Scientists discover high levels of a protein in people over 85 that may slow aging – and boosting the compound in mice made them live LONGER
- Scientists found a protein called REST that suppresses over-activity of neurons in the brain
- In the brains of people who had died from ages 60 to older than 100, those who lived to at least 85 had higher levels of REST
- Experiments conducted in mice and worms showed that suppressing REST led to higher neural activity and earlier death
A fountain of youth drug could be on the horizon after the discovery of a brain protein that extends lifespan, a new study suggests.
Scientists say the protein, known as REST, slows the aging process by suppressing over-activity of neurons in the brain.
Past studies have linked excessive brain activity to memory and attention problems and disorders including dementia and epilepsy.
A study of the brains of people who had died between ages 60 and older than 100 found that individuals who were younger when they died had lower levels of REST.
Experiments then conducted in mice and worms found that blocking it led to higher neural activity and earlier deaths, but boosting it had the opposite effect.
The team, from Harvard Medical School in Cambridge, Massachusetts, says a drug that targets REST could be the secret to warding off age-associated diseases and be an anti-aging method for humans.
A new study from Harvard Medical School has found that a protein, known as REST, extends lifespan by blocking over-activity of neurons in the brain, which has been linked to early death (file image)
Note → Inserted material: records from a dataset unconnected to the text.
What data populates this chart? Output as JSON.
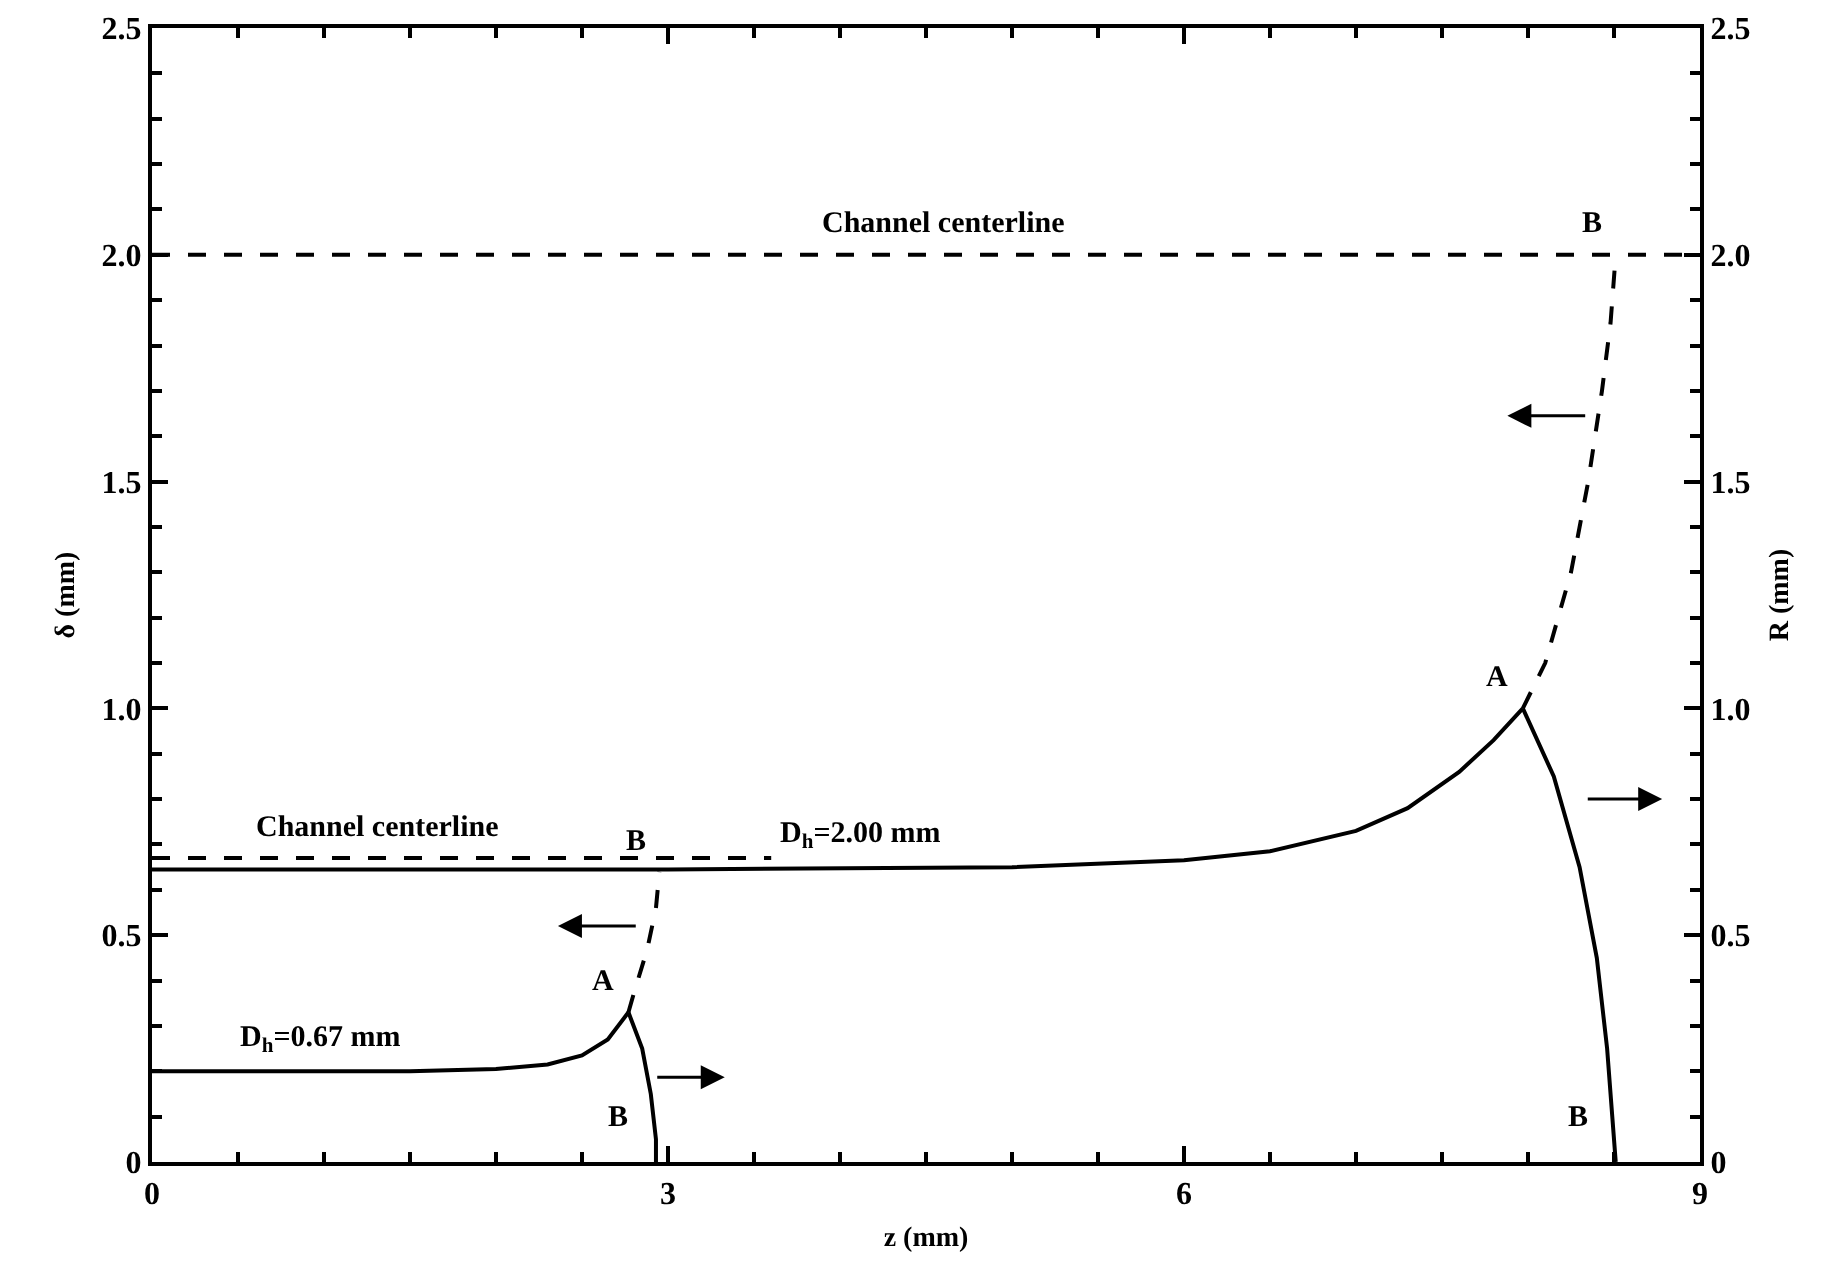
{
  "chart_data": {
    "type": "line",
    "xlabel": "z (mm)",
    "ylabel": "δ (mm)",
    "y2label": "R (mm)",
    "xlim": [
      0,
      9
    ],
    "xticks": [
      0,
      3,
      6,
      9
    ],
    "ylim": [
      0,
      2.5
    ],
    "yticks": [
      0,
      0.5,
      {
        "value": 1,
        "label": "1.0"
      },
      1.5,
      {
        "value": 2,
        "label": "2.0"
      },
      2.5
    ],
    "y2lim": [
      0,
      2.5
    ],
    "y2ticks": [
      0,
      0.5,
      {
        "value": 1,
        "label": "1.0"
      },
      1.5,
      {
        "value": 2,
        "label": "2.0"
      },
      2.5
    ],
    "grid": false,
    "marker": "none",
    "series": [
      {
        "color": "#000000",
        "line_style": "dashed",
        "x": [
          0,
          9
        ],
        "values": [
          2.0,
          2.0
        ]
      },
      {
        "color": "#000000",
        "line_style": "dashed",
        "x": [
          0,
          3.6
        ],
        "values": [
          0.67,
          0.67
        ]
      },
      {
        "color": "#000000",
        "line_style": "solid",
        "x": [
          0,
          1,
          1.5,
          2,
          2.3,
          2.5,
          2.65,
          2.77
        ],
        "values": [
          0.2,
          0.2,
          0.2,
          0.205,
          0.215,
          0.235,
          0.27,
          0.33
        ]
      },
      {
        "color": "#000000",
        "line_style": "dashed",
        "x": [
          2.77,
          2.8,
          2.88,
          2.93,
          2.95
        ],
        "values": [
          0.33,
          0.37,
          0.47,
          0.56,
          0.64
        ]
      },
      {
        "color": "#000000",
        "line_style": "solid",
        "axis": "y2",
        "x": [
          2.77,
          2.85,
          2.9,
          2.93,
          2.93
        ],
        "values": [
          0.33,
          0.25,
          0.15,
          0.05,
          0
        ]
      },
      {
        "color": "#000000",
        "line_style": "solid",
        "x": [
          0,
          3,
          5,
          6,
          6.5,
          7,
          7.3,
          7.6,
          7.8,
          7.97
        ],
        "values": [
          0.645,
          0.645,
          0.65,
          0.665,
          0.685,
          0.73,
          0.78,
          0.86,
          0.93,
          1.0
        ]
      },
      {
        "color": "#000000",
        "line_style": "dashed",
        "x": [
          7.97,
          8.1,
          8.25,
          8.35,
          8.43,
          8.48,
          8.51
        ],
        "values": [
          1.0,
          1.1,
          1.3,
          1.5,
          1.7,
          1.85,
          2.0
        ]
      },
      {
        "color": "#000000",
        "line_style": "solid",
        "axis": "y2",
        "x": [
          7.97,
          8.15,
          8.3,
          8.4,
          8.46,
          8.49,
          8.51
        ],
        "values": [
          1.0,
          0.85,
          0.65,
          0.45,
          0.25,
          0.1,
          0
        ]
      }
    ],
    "annotations": [
      {
        "text": "Channel centerline",
        "x": 5.4,
        "y": 2.0
      },
      {
        "text": "Channel centerline",
        "x": 2.1,
        "y": 0.67
      },
      {
        "text": "D$_{h}$=2.00 mm",
        "x": 4.67,
        "y": 0.648
      },
      {
        "text": "D$_{h}$=0.67 mm",
        "x": 1.53,
        "y": 0.2
      },
      {
        "text": "A",
        "x": 2.77,
        "y": 0.33
      },
      {
        "text": "B",
        "x": 2.95,
        "y": 0.64
      },
      {
        "text": "B",
        "x": 2.93,
        "y": 0
      },
      {
        "text": "A",
        "x": 7.97,
        "y": 1.0
      },
      {
        "text": "B",
        "x": 8.51,
        "y": 2.0
      },
      {
        "text": "B",
        "x": 8.51,
        "y": 0
      }
    ]
  }
}
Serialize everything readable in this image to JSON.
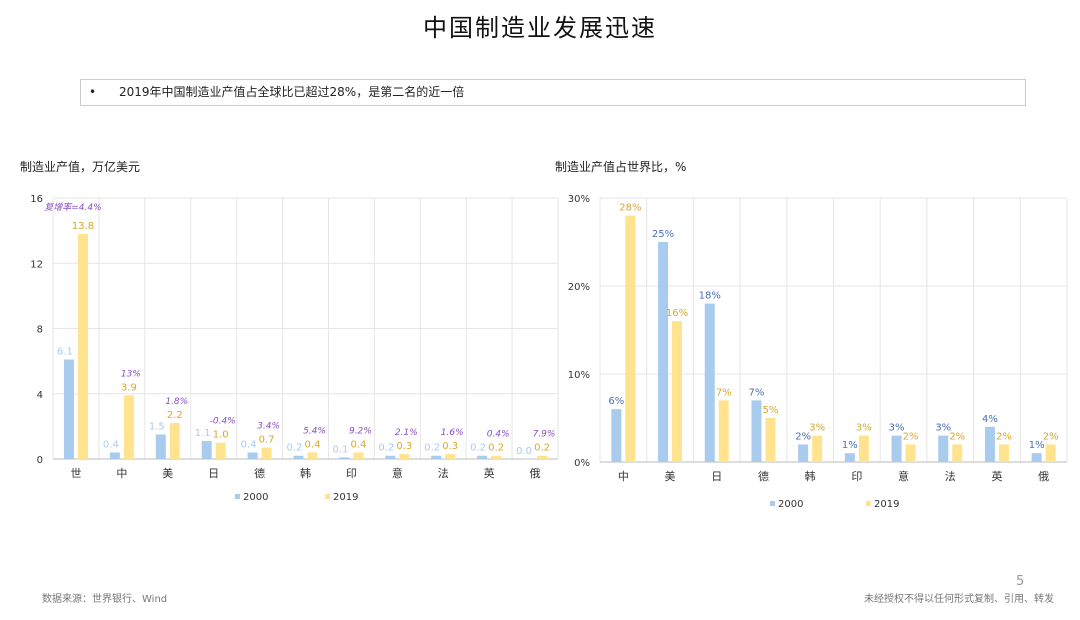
{
  "title": "中国制造业发展迅速",
  "note": {
    "bullet": "•",
    "text": "2019年中国制造业产值占全球比已超过28%，是第二名的近一倍"
  },
  "footer": {
    "source": "数据来源：世界银行、Wind",
    "page": "5",
    "disclaimer": "未经授权不得以任何形式复制、引用、转发"
  },
  "colors": {
    "s2000": "#a9cbee",
    "s2019": "#ffe38f",
    "label2000_left": "#a9cbee",
    "label2000_right": "#4a6fb5",
    "label2019": "#d4a830",
    "growth": "#8a4fc0",
    "grid": "#e6e6e6"
  },
  "chart_data": [
    {
      "type": "bar",
      "title": "制造业产值，万亿美元",
      "categories": [
        "世",
        "中",
        "美",
        "日",
        "德",
        "韩",
        "印",
        "意",
        "法",
        "英",
        "俄"
      ],
      "ylim": [
        0,
        16
      ],
      "yticks": [
        "0",
        "4",
        "8",
        "12",
        "16"
      ],
      "grid": true,
      "legend": "bottom",
      "series": [
        {
          "name": "2000",
          "values": [
            6.1,
            0.4,
            1.5,
            1.1,
            0.4,
            0.2,
            0.1,
            0.2,
            0.2,
            0.2,
            0.0
          ],
          "labels": [
            "6.1",
            "0.4",
            "1.5",
            "1.1",
            "0.4",
            "0.2",
            "0.1",
            "0.2",
            "0.2",
            "0.2",
            "0.0"
          ]
        },
        {
          "name": "2019",
          "values": [
            13.8,
            3.9,
            2.2,
            1.0,
            0.7,
            0.4,
            0.4,
            0.3,
            0.3,
            0.2,
            0.2
          ],
          "labels": [
            "13.8",
            "3.9",
            "2.2",
            "1.0",
            "0.7",
            "0.4",
            "0.4",
            "0.3",
            "0.3",
            "0.2",
            "0.2"
          ]
        }
      ],
      "annotations": [
        "复增率=4.4%",
        "13%",
        "1.8%",
        "-0.4%",
        "3.4%",
        "5.4%",
        "9.2%",
        "2.1%",
        "1.6%",
        "0.4%",
        "7.9%"
      ]
    },
    {
      "type": "bar",
      "title": "制造业产值占世界比，%",
      "categories": [
        "中",
        "美",
        "日",
        "德",
        "韩",
        "印",
        "意",
        "法",
        "英",
        "俄"
      ],
      "ylim": [
        0,
        30
      ],
      "yticks": [
        "0%",
        "10%",
        "20%",
        "30%"
      ],
      "grid": true,
      "legend": "bottom",
      "series": [
        {
          "name": "2000",
          "values": [
            6,
            25,
            18,
            7,
            2,
            1,
            3,
            3,
            4,
            1
          ],
          "labels": [
            "6%",
            "25%",
            "18%",
            "7%",
            "2%",
            "1%",
            "3%",
            "3%",
            "4%",
            "1%"
          ]
        },
        {
          "name": "2019",
          "values": [
            28,
            16,
            7,
            5,
            3,
            3,
            2,
            2,
            2,
            2
          ],
          "labels": [
            "28%",
            "16%",
            "7%",
            "5%",
            "3%",
            "3%",
            "2%",
            "2%",
            "2%",
            "2%"
          ]
        }
      ]
    }
  ]
}
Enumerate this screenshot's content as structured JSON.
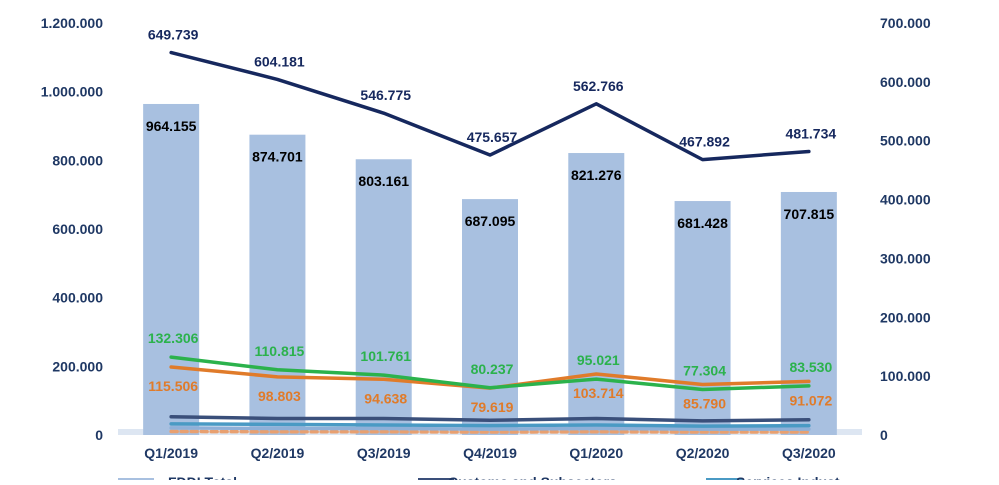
{
  "chart_data": {
    "type": "bar",
    "categories": [
      "Q1/2019",
      "Q2/2019",
      "Q3/2019",
      "Q4/2019",
      "Q1/2020",
      "Q2/2020",
      "Q3/2020"
    ],
    "left_axis": {
      "ylim": [
        0,
        1200000
      ],
      "ticks": [
        0,
        200000,
        400000,
        600000,
        800000,
        1000000,
        1200000
      ],
      "tick_labels": [
        "0",
        "200.000",
        "400.000",
        "600.000",
        "800.000",
        "1.000.000",
        "1.200.000"
      ]
    },
    "right_axis": {
      "ylim": [
        0,
        700000
      ],
      "ticks": [
        0,
        100000,
        200000,
        300000,
        400000,
        500000,
        600000,
        700000
      ],
      "tick_labels": [
        "0",
        "100.000",
        "200.000",
        "300.000",
        "400.000",
        "500.000",
        "600.000",
        "700.000"
      ]
    },
    "bars": {
      "axis": "left",
      "color": "#a8c0e0",
      "values": [
        964155,
        874701,
        803161,
        687095,
        821276,
        681428,
        707815
      ],
      "labels": [
        "964.155",
        "874.701",
        "803.161",
        "687.095",
        "821.276",
        "681.428",
        "707.815"
      ]
    },
    "lines": [
      {
        "axis": "right",
        "color": "#16285e",
        "values": [
          649739,
          604181,
          546775,
          475657,
          562766,
          467892,
          481734
        ],
        "labels": [
          "649.739",
          "604.181",
          "546.775",
          "475.657",
          "562.766",
          "467.892",
          "481.734"
        ]
      },
      {
        "axis": "right",
        "color": "#2bb24c",
        "values": [
          132306,
          110815,
          101761,
          80237,
          95021,
          77304,
          83530
        ],
        "labels": [
          "132.306",
          "110.815",
          "101.761",
          "80.237",
          "95.021",
          "77.304",
          "83.530"
        ]
      },
      {
        "axis": "right",
        "color": "#e07b2a",
        "values": [
          115506,
          98803,
          94638,
          79619,
          103714,
          85790,
          91072
        ],
        "labels": [
          "115.506",
          "98.803",
          "94.638",
          "79.619",
          "103.714",
          "85.790",
          "91.072"
        ]
      },
      {
        "axis": "right",
        "color": "#3a4f7a",
        "values": [
          31000,
          28000,
          28000,
          25000,
          28000,
          24000,
          26000
        ],
        "labels": []
      },
      {
        "axis": "right",
        "color": "#4a9ac4",
        "values": [
          19000,
          18000,
          17000,
          16000,
          17000,
          15000,
          16000
        ],
        "labels": []
      },
      {
        "axis": "right",
        "color": "#8fb0d8",
        "values": [
          12000,
          11000,
          11000,
          10000,
          11000,
          10000,
          10000
        ],
        "labels": []
      },
      {
        "axis": "right",
        "color": "#e8a070",
        "dashed": true,
        "values": [
          6000,
          5500,
          5500,
          5000,
          5500,
          5000,
          5000
        ],
        "labels": []
      }
    ],
    "legend_partial": [
      "FDDI Total",
      "Customs and Subsectors",
      "Services Indust..."
    ],
    "colors": {
      "axis_text": "#1f3864",
      "bar_label": "#000000",
      "grid": "none"
    }
  }
}
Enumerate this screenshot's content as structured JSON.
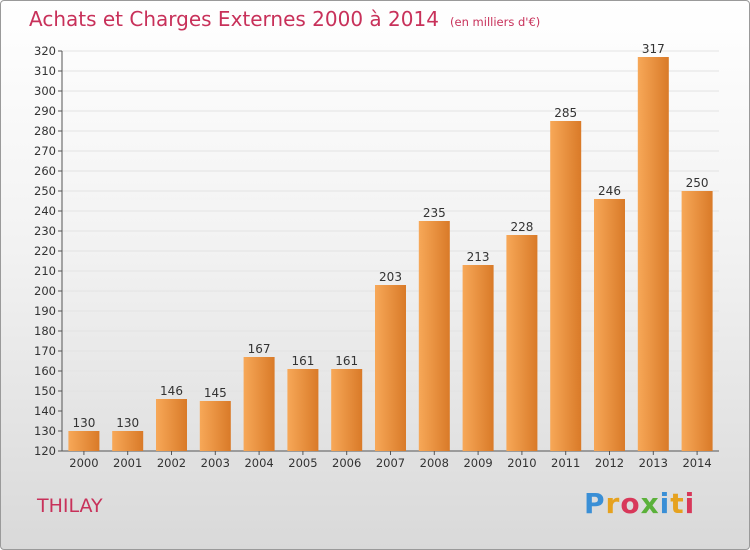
{
  "title": "Achats et Charges Externes 2000 à 2014",
  "unit": "(en milliers d'€)",
  "commune": "THILAY",
  "brand": "Proxiti",
  "colors": {
    "title": "#c8315a",
    "bar_light": "#f7a858",
    "bar_dark": "#d97a28",
    "axis_text": "#333333",
    "logo": [
      "#3a8fd6",
      "#e6a21f",
      "#d8385a",
      "#5bb13a",
      "#3a8fd6",
      "#e6a21f",
      "#d8385a"
    ]
  },
  "chart_data": {
    "type": "bar",
    "categories": [
      "2000",
      "2001",
      "2002",
      "2003",
      "2004",
      "2005",
      "2006",
      "2007",
      "2008",
      "2009",
      "2010",
      "2011",
      "2012",
      "2013",
      "2014"
    ],
    "values": [
      130,
      130,
      146,
      145,
      167,
      161,
      161,
      203,
      235,
      213,
      228,
      285,
      246,
      317,
      250
    ],
    "ylim": [
      120,
      320
    ],
    "yticks": [
      120,
      130,
      140,
      150,
      160,
      170,
      180,
      190,
      200,
      210,
      220,
      230,
      240,
      250,
      260,
      270,
      280,
      290,
      300,
      310,
      320
    ],
    "grid": true,
    "xlabel": "",
    "ylabel": ""
  }
}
Previous studies have suggested the nervous system plays a role in aging, but the mechanisms were not well understood.
For the new study, published in the journal Nature, the team looked at donated brain tissue from hundreds of people who died between ages 60 and older than 100.
None of the participants had been diagnosed with any age-related brain diseases, such as dementia.
Next, they analyzed gene expression patterns, which is the extent to which various genes are turned ‘on and off’ like a light switch.
Researchers found that the participants who had lived the longest – aged 85 and older – had less expression of genes that are linked to neural excitation, which is when there is over-activity of neurons in the brain.
The team decided to conduct experiments in genetically altered mice, along with the analysis of the brain tissue, to determine if the lack of neural excitation was occurring alongside other factors directly affecting life span or if excitation was the main factor.
When they blocked REST in the animals, their neurons kicked into overdrive and then animals died sooner.
But when they dialed up REST, the mice’s neurons calmed down – and they lived longer.
Taken together, the super-agers’ high REST levels and the direct effects of turning the protein’s expression up or down on the longevity of mice suggested something remarkable: REST might cause us to live longer or shorter lives.
Developing a drug that targets REST may be the key to helping humans live longer, the authors say.
‘Strategies that boost REST levels and reduce excitatory neural activity could be used to influence aging,’ said senior author Dr Bruce Yankner, a professor of genetics at Harvard Medical School.
‘An intriguing aspect of our findings is that something as transient as the activity state of neural circuits could have such far-ranging consequences for physiology and lifespan.’
Dr Nektarios Tavernarakis, a professor of molecular systems biology who studies aging at the University of Crete, says it now seems overall neural excitation is the key to lifespan.
He added that REST might also boost longevity by preventing age-related neurological disorders.
‘Indeed, accumulating evidence couples neural over-excitation to Alzheimer’s disease,’ said Dr Tavernarakis, who was not involved in the study.
‘So REST and other molecules that control neural excitability are possible targets for interventions aimed at battling the decline and maladies of old age.’
For future research, the team says it wants to examine if neural activity is affected by genetic and/or environmental causes.